Evaluation Metric: How will you evaluate your results? Qualitatively, what kind of results do you expect (e.g. plots or figures)? Quantitatively, what kind of analysis will you use to evaluate and/or compare your results (e.g. what performance metrics or statistical tests)?
Preliminary Results: Share any preliminary results if you have them.
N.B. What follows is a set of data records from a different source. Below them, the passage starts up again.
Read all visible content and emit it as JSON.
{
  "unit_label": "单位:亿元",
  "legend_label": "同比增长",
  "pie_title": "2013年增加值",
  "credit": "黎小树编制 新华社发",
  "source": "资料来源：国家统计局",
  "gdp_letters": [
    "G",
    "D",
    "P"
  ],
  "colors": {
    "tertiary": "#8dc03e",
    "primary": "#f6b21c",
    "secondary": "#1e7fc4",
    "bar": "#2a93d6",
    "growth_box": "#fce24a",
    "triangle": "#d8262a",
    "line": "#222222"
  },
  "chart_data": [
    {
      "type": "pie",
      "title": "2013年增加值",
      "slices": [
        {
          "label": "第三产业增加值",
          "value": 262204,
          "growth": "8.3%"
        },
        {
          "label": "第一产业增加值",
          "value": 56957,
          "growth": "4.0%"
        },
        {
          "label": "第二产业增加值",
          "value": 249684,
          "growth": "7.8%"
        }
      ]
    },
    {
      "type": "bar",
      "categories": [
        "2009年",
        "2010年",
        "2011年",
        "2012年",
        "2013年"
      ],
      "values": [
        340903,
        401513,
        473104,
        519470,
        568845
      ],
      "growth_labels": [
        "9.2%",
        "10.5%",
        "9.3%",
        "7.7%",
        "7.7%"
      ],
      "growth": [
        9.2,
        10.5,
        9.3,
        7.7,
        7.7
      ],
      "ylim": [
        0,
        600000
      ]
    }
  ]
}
Submission: Please upload a PDF file to Gradescope. Please coordinate with your teammates to submit under one of your accounts and add your teammates to the submission. If there are multiple submissions from a group we will grade one randomly.

Final Submission

Your final write-up should be between 6-8 pages using the same template as the milestone report (pdf, latex source) and fully flesh out the sections in the milestone. After the class, we may post all the final reports online so that you can read about each others' work. If you do not want your writeup to be posted online, then please let us know at least a week in advance of the final writeup submission deadline.

Project Presentation

We will either have a presentation or poster toward the end of the class. More details on the presentation format will be provided later in the semester.

Collaboration Policy

You can work in teams of 2 or 3 people. Individual projects or larger group sizes are permitted only in exceptional circumstances (e.g., remote students, etc) and need prior permission from the instructor. We do expect that projects done with 3 people have more impressive writeup and results than 2 person projects.

Honor Code

You may consult any papers, books, online references, or publicly available implementations for ideas and code that you may want to incorporate into your strategy or algorithm, so long as you clearly cite your sources in your code and your writeup. However, under no circumstances may you look at another group’s code or incorporate their code into your project.